Google Chronicle: The forward-thinking solution for threat hunting

Chronicle is a new threat hunting platform, developed by Google. Leveraging Google, Cloud and Threat Feed technologies it provides analysts the ability to deep dive into accessible and enriched logs.

It gives companies 12 months of hot storage with sub-second search ability. It takes what Google Search does and gives it to the security industry. “How many devices accessed this IP address in the past 12 months” can be answered in the click of your fingers and this is something the cybersecurity industry hasn’t really seen before.

Nowhere to hide for malicious actors

While that is a feat in itself Chronicle takes this further; it takes IOC (Indicator of Compromise) feeds from multiple sources (including Government agencies and VirusTotal) and can apply this to data it ingests.

All ingested data gets indexed so Chronicle will automatically retro-search the indexed data every time it sees a new IOC.

This means there’s truly nowhere to hide for malicious actors; the moment they are on the radar an analyst can quickly pivot off this information to provide a detailed timeline of when an environment became first infected and all the other devices involved.

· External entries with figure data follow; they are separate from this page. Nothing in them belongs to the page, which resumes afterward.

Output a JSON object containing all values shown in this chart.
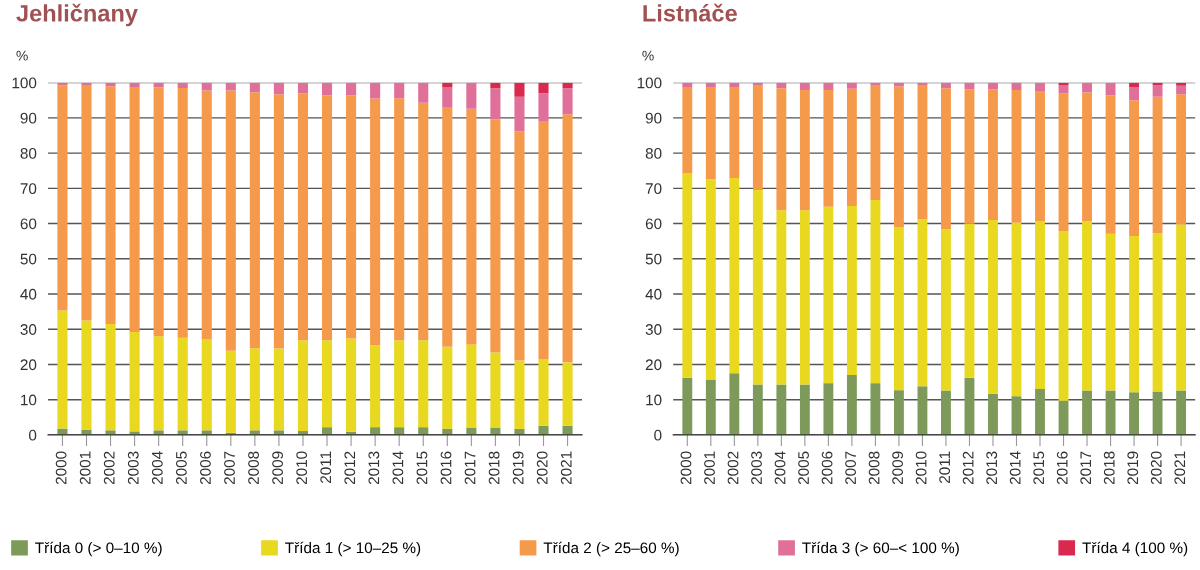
{
  "chart_data": [
    {
      "type": "bar",
      "title": "Jehličnany",
      "ylabel": "%",
      "stacked": true,
      "grid": "y",
      "legend": "bottom",
      "ylim": [
        0,
        100
      ],
      "yticks": [
        0,
        10,
        20,
        30,
        40,
        50,
        60,
        70,
        80,
        90,
        100
      ],
      "categories": [
        "2000",
        "2001",
        "2002",
        "2003",
        "2004",
        "2005",
        "2006",
        "2007",
        "2008",
        "2009",
        "2010",
        "2011",
        "2012",
        "2013",
        "2014",
        "2015",
        "2016",
        "2017",
        "2018",
        "2019",
        "2020",
        "2021"
      ],
      "series": [
        {
          "name": "Třída 0 (> 0–10 %)",
          "color": "#7d9a5a",
          "values": [
            1.8,
            1.5,
            1.3,
            1.0,
            1.3,
            1.3,
            1.3,
            0.6,
            1.3,
            1.3,
            1.1,
            2.2,
            0.9,
            2.2,
            2.2,
            2.2,
            1.7,
            2.1,
            2.1,
            1.7,
            2.6,
            2.6
          ]
        },
        {
          "name": "Třída 1 (> 10–25 %)",
          "color": "#e8d820",
          "values": [
            33.5,
            31.0,
            30.2,
            28.2,
            26.7,
            26.3,
            25.9,
            23.3,
            23.3,
            23.2,
            25.8,
            24.7,
            26.5,
            23.3,
            24.7,
            24.7,
            23.3,
            23.6,
            21.3,
            19.4,
            18.9,
            18.0
          ]
        },
        {
          "name": "Třída 2 (> 25–60 %)",
          "color": "#f59a4a",
          "values": [
            63.9,
            66.8,
            67.5,
            69.6,
            70.6,
            70.9,
            70.6,
            73.9,
            72.7,
            72.2,
            70.1,
            69.5,
            69.0,
            70.0,
            68.7,
            67.4,
            68.1,
            66.9,
            66.2,
            65.1,
            67.4,
            70.4
          ]
        },
        {
          "name": "Třída 3 (> 60–< 100 %)",
          "color": "#e07099",
          "values": [
            0.8,
            0.7,
            1.0,
            1.2,
            1.4,
            1.5,
            2.2,
            2.2,
            2.7,
            3.3,
            3.0,
            3.6,
            3.6,
            4.5,
            4.4,
            5.7,
            5.7,
            7.4,
            8.8,
            9.8,
            8.1,
            7.4
          ]
        },
        {
          "name": "Třída 4 (100 %)",
          "color": "#d9294f",
          "values": [
            0,
            0,
            0,
            0,
            0,
            0,
            0,
            0,
            0,
            0,
            0,
            0,
            0,
            0,
            0,
            0,
            1.2,
            0,
            1.6,
            4.0,
            3.0,
            1.6
          ]
        }
      ]
    },
    {
      "type": "bar",
      "title": "Listnáče",
      "ylabel": "%",
      "stacked": true,
      "grid": "y",
      "ylim": [
        0,
        100
      ],
      "yticks": [
        0,
        10,
        20,
        30,
        40,
        50,
        60,
        70,
        80,
        90,
        100
      ],
      "categories": [
        "2000",
        "2001",
        "2002",
        "2003",
        "2004",
        "2005",
        "2006",
        "2007",
        "2008",
        "2009",
        "2010",
        "2011",
        "2012",
        "2013",
        "2014",
        "2015",
        "2016",
        "2017",
        "2018",
        "2019",
        "2020",
        "2021"
      ],
      "series": [
        {
          "color": "#7d9a5a",
          "values": [
            16.2,
            15.7,
            17.5,
            14.3,
            14.3,
            14.3,
            14.7,
            17.0,
            14.7,
            12.7,
            13.8,
            12.6,
            16.2,
            11.7,
            11.0,
            13.0,
            9.7,
            12.6,
            12.6,
            12.1,
            12.3,
            12.6
          ]
        },
        {
          "color": "#e8d820",
          "values": [
            58.0,
            56.9,
            55.4,
            55.2,
            49.5,
            49.5,
            50.1,
            48.0,
            52.0,
            46.2,
            47.4,
            45.8,
            43.8,
            49.3,
            49.3,
            47.7,
            48.2,
            48.1,
            44.5,
            44.4,
            45.0,
            47.1
          ]
        },
        {
          "color": "#f59a4a",
          "values": [
            24.6,
            26.2,
            25.9,
            29.8,
            34.6,
            34.1,
            33.1,
            33.3,
            32.4,
            40.0,
            37.9,
            40.0,
            38.1,
            37.1,
            37.6,
            36.9,
            39.1,
            36.5,
            39.3,
            38.5,
            38.7,
            37.0
          ]
        },
        {
          "color": "#e07099",
          "values": [
            1.2,
            1.2,
            1.2,
            0.7,
            1.6,
            2.1,
            2.1,
            1.7,
            0.9,
            1.1,
            0.9,
            1.6,
            1.9,
            1.9,
            2.1,
            2.4,
            2.2,
            2.8,
            3.6,
            3.8,
            3.3,
            2.4
          ]
        },
        {
          "color": "#d9294f",
          "values": [
            0,
            0,
            0,
            0,
            0,
            0,
            0,
            0,
            0,
            0,
            0,
            0,
            0,
            0,
            0,
            0,
            0.8,
            0,
            0,
            1.2,
            0.7,
            0.9
          ]
        }
      ]
    }
  ]
}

This provides you 100% coverage from those ‘low and slow’ type of infections. Chronicle presents this data in such a way that the analyst gets a comprehensive view of what happened before and after, from all log sources ingested into the platform. 

Well thought out visualisation of this data makes is easy to identify interesting patterns of behaviours:

Chronicle screenshot

In the screenshot above it’s clear to see all that in action. In one simple view, we can see a rare domain, the process that interacted with it and then clear beaconing activity; streamlining an analyst workflow. As for what data can be consumed by the platform, Chronicle made it clear there are not really any limits. 

All Chronicle needs to do is index the data and if it can’t do that straight away the Chronicle team will support the end user to get their data ingested on to the platform; this functionality is then added to the product meaning everybody gets the benefit. Even in its infancy Chronicle can take in DHCP, DNS, Proxy and EDR – with most of the major players already supported.

The impressive speed capability isn’t just limited to data search but extends to the ingestion too as Chronicle can rapidly scale out dynamically. Log collection is simple too, adopting a containerised approach with multiple ingestion methods. 

If you’ve already got existing solutions, Chronicle can also consume feeds from these giving businesses the freedom to migrate to the cloud or augment with their existing SIEMs.

What does this mean?

Unlimited log collection and storage, sub-second query responses across entire log data sets, clean informative presentation of data will all associated contextual data on hand. All scalable and readily available in the cloud.